I hadn’t meant to sound cold, but my words made her flinch, so I softened my voice, but not my resolve. “The vampyres may have made it so that I won’t drown in my own blood, but that doesn’t change the fact that I did a terrible thing—a thing that I have to be punished for.”

She paused in the preparation of my smudging and her sharp eyes met mine. “Tell me, u-we-tsi-a-ge-ya, why did you kill those two men?”

I shook my head and brushed my tangled hair from my face. “I didn’t know that I killed them until Detective Marx came to the House of Night. All I knew was that they’d made me mad—they were hanging around Woodward Park looking for people, mostly girls, to scare into giving them money.” I paused and shook my head again. “But that doesn’t make what I did okay. Once they realized what I was, they were going to leave me alone.”

“And move on to find another victim.”

“Probably, but not one to kill. They were panhandlers not serial killers.”

“So tell me what happened. How did you kill them?”

“I threw my anger at them. Just like I’d shoved Shaylin earlier and knocked her on her butt. Only I was even madder in the park. Somehow the Seer Stone amplified my feelings and gave me the power to attack all of them.”

“But you did not kill Shaylin,” Grandma said logically. “I saw the child at the House of Night just before I came here. She looked very much alive to me.”

“No, I didn’t kill her. Not that time. Who knows what would have happened if I hadn’t taken off and found my way to the park—and vented my anger on those two men? Grandma, I was out of control. I was a monster.”

“Zoey, you did a monstrous thing. But that does not make you a monster. You turned yourself in. You gave up the Seer Stone. You allowed yourself to be imprisoned. Those are not the actions of a monster.”

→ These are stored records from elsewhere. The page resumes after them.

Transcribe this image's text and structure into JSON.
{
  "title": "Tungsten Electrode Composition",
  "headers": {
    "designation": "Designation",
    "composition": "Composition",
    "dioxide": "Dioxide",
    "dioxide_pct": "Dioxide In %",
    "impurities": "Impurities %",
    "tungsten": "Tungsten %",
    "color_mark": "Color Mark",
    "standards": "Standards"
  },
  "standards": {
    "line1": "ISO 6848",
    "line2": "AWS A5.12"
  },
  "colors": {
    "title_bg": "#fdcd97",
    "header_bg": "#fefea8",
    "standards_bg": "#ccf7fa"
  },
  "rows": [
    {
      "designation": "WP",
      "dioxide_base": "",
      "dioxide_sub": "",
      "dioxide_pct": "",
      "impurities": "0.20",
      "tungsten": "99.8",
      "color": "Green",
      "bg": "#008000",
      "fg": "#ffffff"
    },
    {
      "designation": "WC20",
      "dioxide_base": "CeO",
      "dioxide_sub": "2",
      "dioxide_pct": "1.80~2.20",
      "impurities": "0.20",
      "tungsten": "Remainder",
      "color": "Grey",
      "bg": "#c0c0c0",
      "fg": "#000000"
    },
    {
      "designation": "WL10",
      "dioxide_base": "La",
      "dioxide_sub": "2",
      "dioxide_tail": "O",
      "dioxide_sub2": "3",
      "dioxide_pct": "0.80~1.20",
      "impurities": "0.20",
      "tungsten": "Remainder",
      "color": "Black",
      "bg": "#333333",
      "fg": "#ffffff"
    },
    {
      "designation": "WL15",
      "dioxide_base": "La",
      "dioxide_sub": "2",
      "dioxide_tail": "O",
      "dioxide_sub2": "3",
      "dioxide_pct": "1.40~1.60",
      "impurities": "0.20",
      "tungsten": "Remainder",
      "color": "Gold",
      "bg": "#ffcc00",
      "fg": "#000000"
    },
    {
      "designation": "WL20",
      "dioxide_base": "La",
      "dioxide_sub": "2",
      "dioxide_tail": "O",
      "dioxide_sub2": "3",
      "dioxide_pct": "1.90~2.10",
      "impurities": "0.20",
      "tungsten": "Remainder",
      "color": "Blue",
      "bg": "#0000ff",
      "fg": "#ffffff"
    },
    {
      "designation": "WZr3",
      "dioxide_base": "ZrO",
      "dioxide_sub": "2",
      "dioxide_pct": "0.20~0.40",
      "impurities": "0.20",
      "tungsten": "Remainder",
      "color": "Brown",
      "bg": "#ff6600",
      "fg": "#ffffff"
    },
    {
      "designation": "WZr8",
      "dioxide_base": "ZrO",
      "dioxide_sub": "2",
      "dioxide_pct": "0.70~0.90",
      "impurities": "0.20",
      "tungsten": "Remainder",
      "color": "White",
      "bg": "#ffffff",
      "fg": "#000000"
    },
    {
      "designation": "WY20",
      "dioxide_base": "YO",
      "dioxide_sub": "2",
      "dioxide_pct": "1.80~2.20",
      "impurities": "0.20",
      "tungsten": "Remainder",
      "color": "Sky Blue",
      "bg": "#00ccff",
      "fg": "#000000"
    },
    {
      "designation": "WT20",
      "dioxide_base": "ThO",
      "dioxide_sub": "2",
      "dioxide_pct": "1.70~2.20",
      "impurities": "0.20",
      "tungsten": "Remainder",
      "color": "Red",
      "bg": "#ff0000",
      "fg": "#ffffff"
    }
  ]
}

“But Grandma, I killed two men!” I felt tears well in my eyes again.

“And now you will have to face the consequences of your actions. But that does not mean you may give up and cause the people who love you even more pain.”

I bit my lip. “My whole point was to take responsibility by myself so that I didn’t hurt anyone else, especially not the people I love.”

“Zoeybird, I do not know why this terrible thing has happened. I do not believe you are a killer.” She held up her hand to quiet me when I tried to speak. “Yes, I am aware the two men are dead, and that you appear to be responsible for their deaths. And yet even you admit the Seer Stone played a major role in the accident, which means Old Magick is at work.”